2022年08月02日 東京弁護士会 会長 伊井 和彦

 筆者も安倍の国葬には大反対であり、東弁の会長声明の内容自体は大いに賛同するが、果たして「会長声明」として公表すべきものであるかは大いに疑問である。

 上記会長声明には「その政治家への評価は、主権者たる国民の一人ひとりが自らの意思で判断すべきことである。」という記載もあり、まさにそのとおりであると思うわけで、安倍の国葬に大賛成の方も会員にもそれなりの数がいると思う訳であり、果たして単位弁護士会として、会員一人一人の意思を無視して、ここまでの声明を公表する必要は無いと思うからだ。

 日弁連・各単位弁護士会は政治的な活動や声明の公表は、弁護士自治の観点から考えても控えるべきであろう。人権擁護と社会正義の実現のための弁護士自治なのであるから、政治を超越した観点からの活動を行う必要があるはずであり、党派性があると誤解されるような声明は公表するべきでは無いと思うからだ。

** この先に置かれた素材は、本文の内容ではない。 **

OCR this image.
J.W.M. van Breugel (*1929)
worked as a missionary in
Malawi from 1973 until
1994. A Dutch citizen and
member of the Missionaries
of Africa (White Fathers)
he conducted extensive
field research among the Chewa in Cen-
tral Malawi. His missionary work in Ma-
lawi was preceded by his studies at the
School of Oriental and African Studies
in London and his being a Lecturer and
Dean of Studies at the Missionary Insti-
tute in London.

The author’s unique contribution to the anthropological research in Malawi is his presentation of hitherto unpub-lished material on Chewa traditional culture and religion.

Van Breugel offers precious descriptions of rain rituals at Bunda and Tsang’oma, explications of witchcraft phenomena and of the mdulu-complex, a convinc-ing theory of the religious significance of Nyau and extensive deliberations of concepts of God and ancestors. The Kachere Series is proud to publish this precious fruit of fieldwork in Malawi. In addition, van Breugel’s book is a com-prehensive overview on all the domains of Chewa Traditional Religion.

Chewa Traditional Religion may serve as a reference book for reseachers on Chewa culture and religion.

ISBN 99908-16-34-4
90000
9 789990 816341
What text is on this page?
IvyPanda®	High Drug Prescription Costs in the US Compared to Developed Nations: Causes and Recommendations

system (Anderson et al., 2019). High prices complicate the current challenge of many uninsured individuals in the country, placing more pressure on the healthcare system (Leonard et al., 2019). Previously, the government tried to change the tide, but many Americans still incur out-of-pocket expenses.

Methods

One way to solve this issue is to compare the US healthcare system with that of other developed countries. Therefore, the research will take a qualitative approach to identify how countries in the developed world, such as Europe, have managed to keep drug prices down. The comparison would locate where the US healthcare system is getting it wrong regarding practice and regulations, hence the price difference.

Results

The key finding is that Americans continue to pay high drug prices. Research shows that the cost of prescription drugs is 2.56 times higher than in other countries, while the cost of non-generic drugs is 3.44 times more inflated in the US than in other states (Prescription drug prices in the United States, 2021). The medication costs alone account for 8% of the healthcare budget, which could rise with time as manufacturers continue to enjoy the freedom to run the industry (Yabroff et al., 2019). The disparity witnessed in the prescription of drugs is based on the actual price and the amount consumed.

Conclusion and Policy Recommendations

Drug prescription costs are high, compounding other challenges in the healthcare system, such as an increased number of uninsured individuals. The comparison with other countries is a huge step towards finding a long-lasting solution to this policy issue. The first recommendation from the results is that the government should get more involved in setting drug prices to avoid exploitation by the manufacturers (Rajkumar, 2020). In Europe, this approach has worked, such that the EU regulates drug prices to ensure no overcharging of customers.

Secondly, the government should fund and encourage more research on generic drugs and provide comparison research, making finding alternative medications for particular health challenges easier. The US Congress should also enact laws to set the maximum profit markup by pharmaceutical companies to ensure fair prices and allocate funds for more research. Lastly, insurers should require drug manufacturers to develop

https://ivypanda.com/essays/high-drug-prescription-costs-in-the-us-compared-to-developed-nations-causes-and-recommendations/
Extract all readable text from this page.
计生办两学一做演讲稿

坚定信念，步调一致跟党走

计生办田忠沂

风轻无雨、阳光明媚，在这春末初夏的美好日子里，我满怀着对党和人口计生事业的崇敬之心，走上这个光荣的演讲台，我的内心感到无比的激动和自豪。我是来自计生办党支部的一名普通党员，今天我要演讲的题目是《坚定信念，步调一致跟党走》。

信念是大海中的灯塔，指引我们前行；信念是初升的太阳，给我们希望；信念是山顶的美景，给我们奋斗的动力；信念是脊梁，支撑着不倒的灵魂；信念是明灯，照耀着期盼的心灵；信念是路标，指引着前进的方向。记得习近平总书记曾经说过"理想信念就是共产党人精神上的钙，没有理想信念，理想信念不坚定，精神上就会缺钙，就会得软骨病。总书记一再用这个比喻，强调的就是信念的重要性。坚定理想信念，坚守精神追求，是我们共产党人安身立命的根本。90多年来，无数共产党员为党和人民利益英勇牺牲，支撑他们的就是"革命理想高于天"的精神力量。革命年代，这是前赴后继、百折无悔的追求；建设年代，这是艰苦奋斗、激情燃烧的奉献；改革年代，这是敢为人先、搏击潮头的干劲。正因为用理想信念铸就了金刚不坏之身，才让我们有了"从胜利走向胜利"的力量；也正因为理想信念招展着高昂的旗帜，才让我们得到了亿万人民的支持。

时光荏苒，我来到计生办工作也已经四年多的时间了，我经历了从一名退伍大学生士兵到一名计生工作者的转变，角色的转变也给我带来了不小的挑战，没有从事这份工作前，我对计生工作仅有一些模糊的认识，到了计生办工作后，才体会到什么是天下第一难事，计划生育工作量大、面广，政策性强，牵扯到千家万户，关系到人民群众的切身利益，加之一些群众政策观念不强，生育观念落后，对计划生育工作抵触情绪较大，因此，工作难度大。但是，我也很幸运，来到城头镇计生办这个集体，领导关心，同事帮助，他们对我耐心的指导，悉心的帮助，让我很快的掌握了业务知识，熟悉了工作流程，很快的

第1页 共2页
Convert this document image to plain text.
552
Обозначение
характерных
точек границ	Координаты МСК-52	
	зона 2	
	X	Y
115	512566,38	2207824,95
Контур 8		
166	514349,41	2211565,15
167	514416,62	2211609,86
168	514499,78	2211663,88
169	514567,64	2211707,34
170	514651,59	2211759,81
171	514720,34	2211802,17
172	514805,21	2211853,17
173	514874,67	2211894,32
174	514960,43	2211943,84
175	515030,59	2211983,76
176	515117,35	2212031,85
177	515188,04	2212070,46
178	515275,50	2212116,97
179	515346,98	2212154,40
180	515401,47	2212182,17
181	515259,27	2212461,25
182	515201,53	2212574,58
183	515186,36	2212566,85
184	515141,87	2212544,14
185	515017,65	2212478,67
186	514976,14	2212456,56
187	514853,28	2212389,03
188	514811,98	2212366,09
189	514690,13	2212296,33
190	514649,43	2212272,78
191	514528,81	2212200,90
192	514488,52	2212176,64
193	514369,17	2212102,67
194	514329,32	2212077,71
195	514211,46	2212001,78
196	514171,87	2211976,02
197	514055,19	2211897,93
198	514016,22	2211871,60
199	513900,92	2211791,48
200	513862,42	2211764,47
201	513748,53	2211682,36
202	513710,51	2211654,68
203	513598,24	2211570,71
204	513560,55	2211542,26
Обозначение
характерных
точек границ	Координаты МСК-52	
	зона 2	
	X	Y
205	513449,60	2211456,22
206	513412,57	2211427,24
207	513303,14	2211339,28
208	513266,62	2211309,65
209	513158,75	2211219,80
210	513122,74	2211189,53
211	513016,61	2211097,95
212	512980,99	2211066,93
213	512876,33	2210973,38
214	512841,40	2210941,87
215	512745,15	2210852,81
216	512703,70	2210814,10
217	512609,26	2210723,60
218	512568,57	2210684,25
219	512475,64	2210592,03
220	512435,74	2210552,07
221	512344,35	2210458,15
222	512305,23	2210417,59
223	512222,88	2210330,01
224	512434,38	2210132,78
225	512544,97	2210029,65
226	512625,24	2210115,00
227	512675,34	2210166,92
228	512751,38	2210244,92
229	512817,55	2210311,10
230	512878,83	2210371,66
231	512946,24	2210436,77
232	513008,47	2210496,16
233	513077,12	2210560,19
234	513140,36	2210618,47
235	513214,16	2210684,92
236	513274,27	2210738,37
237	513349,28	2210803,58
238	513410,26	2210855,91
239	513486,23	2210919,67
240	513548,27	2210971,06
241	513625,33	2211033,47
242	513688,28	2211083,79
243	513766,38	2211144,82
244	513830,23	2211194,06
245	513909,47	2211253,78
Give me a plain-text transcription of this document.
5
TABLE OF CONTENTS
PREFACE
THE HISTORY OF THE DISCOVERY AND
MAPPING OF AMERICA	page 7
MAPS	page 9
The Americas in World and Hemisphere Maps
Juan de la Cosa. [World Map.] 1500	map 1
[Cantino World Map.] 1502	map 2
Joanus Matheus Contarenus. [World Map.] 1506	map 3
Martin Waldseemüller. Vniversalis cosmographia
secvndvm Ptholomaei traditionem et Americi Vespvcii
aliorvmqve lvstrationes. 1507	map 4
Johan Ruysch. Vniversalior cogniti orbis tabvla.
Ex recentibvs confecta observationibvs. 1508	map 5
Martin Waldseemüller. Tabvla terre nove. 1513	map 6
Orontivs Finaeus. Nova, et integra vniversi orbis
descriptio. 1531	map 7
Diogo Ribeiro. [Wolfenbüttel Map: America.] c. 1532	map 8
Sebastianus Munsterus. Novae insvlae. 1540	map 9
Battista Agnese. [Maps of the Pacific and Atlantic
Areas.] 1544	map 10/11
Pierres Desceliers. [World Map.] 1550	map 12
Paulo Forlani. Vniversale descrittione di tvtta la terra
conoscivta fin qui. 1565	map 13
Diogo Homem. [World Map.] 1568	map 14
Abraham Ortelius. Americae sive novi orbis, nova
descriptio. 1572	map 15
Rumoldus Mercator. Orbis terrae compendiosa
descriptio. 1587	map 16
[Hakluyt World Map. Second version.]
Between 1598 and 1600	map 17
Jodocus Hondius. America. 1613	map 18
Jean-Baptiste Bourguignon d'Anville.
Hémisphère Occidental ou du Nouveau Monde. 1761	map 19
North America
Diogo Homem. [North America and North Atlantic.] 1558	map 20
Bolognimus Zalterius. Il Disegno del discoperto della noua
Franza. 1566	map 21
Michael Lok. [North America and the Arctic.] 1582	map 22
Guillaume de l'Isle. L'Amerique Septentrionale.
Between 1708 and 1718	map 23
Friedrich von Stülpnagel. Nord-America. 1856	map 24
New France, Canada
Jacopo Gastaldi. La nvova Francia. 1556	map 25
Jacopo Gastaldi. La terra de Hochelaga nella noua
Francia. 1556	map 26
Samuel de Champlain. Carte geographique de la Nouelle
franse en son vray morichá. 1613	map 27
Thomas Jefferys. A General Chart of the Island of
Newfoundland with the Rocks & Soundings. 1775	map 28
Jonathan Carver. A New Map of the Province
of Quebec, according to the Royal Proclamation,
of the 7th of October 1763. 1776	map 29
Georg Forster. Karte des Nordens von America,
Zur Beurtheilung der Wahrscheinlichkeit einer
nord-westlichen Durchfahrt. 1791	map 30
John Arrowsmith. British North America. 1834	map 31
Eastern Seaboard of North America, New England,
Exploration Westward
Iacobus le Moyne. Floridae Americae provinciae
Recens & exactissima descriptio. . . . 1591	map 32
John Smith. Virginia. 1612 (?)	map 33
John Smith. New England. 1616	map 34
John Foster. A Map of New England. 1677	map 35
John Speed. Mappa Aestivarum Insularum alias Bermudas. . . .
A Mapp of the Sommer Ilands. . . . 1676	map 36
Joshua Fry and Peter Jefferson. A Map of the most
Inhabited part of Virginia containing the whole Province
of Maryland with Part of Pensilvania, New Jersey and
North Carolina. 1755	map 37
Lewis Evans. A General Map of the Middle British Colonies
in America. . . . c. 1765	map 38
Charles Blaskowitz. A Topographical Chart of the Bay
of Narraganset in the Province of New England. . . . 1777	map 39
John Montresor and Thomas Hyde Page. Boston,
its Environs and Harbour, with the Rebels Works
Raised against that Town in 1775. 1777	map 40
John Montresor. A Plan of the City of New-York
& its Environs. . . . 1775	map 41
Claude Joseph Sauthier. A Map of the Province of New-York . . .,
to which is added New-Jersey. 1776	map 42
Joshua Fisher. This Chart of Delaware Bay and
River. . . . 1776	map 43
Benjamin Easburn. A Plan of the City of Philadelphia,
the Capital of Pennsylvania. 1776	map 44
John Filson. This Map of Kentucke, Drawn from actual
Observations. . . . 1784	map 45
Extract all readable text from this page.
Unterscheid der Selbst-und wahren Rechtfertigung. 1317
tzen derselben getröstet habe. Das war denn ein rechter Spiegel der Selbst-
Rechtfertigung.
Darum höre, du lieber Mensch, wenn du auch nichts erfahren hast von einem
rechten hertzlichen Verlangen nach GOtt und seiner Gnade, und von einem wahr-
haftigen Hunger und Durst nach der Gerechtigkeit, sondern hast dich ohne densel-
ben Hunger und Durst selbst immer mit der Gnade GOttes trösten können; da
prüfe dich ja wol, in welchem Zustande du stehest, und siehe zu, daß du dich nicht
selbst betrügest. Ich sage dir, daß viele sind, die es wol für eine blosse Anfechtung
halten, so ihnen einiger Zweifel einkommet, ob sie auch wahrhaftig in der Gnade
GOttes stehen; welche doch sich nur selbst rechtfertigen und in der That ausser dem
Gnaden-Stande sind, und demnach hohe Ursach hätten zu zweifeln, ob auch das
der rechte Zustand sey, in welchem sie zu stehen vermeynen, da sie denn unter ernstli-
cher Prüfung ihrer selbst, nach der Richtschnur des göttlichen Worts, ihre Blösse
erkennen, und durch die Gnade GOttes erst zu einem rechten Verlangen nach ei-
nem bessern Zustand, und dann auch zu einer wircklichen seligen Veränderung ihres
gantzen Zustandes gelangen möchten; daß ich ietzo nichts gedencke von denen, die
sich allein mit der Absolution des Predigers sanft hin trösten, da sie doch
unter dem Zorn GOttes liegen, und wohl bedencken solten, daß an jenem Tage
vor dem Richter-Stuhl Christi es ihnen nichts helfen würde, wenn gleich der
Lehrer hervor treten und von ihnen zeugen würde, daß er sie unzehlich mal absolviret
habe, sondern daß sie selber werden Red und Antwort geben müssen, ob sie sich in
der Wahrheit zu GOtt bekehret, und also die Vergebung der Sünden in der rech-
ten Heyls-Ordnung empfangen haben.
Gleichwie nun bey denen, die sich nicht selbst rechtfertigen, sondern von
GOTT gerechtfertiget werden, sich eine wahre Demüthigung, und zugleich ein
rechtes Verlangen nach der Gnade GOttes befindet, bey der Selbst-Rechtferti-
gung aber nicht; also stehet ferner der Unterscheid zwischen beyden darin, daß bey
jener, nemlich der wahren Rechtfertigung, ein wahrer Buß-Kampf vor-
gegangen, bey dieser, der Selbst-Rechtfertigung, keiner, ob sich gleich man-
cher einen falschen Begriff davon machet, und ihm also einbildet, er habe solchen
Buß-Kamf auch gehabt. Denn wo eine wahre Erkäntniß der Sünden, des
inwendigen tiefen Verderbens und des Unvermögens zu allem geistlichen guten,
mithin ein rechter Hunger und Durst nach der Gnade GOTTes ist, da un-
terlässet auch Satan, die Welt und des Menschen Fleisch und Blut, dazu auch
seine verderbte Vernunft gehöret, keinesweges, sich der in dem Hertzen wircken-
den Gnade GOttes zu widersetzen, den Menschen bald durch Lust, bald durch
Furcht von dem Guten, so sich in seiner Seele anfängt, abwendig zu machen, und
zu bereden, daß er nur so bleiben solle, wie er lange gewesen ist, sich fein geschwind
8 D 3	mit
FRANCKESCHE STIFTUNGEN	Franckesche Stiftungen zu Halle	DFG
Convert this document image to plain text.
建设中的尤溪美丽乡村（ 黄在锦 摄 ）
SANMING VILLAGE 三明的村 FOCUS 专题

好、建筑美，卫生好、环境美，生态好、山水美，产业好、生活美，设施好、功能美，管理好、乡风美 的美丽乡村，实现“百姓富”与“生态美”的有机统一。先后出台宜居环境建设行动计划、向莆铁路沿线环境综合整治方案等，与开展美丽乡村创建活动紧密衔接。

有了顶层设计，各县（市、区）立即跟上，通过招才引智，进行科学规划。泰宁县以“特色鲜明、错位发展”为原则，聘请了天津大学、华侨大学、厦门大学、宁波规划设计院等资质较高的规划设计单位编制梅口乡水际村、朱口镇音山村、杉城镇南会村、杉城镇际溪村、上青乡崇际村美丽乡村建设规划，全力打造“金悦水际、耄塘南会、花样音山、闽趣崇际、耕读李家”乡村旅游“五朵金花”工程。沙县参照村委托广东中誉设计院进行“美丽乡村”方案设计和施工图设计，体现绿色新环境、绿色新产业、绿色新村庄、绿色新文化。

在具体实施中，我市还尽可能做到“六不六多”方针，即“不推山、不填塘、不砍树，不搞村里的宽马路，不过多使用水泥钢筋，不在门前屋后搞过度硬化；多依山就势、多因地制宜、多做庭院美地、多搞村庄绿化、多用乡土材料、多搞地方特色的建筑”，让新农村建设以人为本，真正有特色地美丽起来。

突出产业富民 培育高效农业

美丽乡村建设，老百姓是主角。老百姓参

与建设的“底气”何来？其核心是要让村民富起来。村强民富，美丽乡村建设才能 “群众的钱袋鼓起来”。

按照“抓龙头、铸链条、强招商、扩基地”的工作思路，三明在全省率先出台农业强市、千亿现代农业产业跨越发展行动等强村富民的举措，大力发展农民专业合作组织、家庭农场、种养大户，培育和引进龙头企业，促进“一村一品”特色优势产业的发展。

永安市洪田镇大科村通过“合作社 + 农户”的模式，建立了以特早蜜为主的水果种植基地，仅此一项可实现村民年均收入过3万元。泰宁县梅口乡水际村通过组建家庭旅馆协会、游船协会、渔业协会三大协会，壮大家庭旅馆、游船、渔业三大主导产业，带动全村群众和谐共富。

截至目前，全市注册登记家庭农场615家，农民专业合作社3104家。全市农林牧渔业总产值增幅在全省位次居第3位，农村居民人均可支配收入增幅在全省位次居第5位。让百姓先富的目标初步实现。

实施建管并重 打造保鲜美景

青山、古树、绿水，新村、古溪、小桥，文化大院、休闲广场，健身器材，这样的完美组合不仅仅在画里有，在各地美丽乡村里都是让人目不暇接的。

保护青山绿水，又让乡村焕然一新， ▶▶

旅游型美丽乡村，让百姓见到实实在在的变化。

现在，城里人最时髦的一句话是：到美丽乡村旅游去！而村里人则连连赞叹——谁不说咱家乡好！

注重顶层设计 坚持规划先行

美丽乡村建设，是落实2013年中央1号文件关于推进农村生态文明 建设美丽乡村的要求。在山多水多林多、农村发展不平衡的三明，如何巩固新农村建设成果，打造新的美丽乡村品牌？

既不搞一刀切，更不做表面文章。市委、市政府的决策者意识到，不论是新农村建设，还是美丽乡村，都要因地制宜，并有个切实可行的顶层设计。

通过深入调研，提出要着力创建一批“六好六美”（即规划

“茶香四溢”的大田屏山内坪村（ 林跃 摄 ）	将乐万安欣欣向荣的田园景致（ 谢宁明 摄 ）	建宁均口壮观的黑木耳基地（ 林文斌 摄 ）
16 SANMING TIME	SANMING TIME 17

 多様な意見を述べられる社会であることが、民主主義国家においては必要なはずであり「安倍の国葬反対」も「賛成」も自由に発言がなされるべきであり、「国葬」の「法的な根拠」にしても東弁が存在しないと断じる必要は無く、そう思うなら判断は裁判所に任せるべく訴訟提起を行うべきだと思うのである。

 日本で一番会員数が多い東京弁護士会だから、会員の意見は多様であるはずだと思う。ましてや、弁護士はいずれかの弁護士会への加入が義務付けられているわけであるが、政治的な活動を行ったり、政治的な声明を公表することを会員は特に求めていないとも考えるが、エライ役員の人たちは考え方が違うのであろう。

 こんな声明を出すよりも「カルパ制度」の導入とか、「預り金」という制度の廃止などを弁護士自治の信託者である国民は求めているはずである。別に東弁に言われずとも、国葬に反対の人は反対だし、賛成の人は賛成なんだから、無駄に「前衛」を自任して無知蒙昧な国民を啓蒙しようとなど考えないほうが良い事を指摘しておきたい。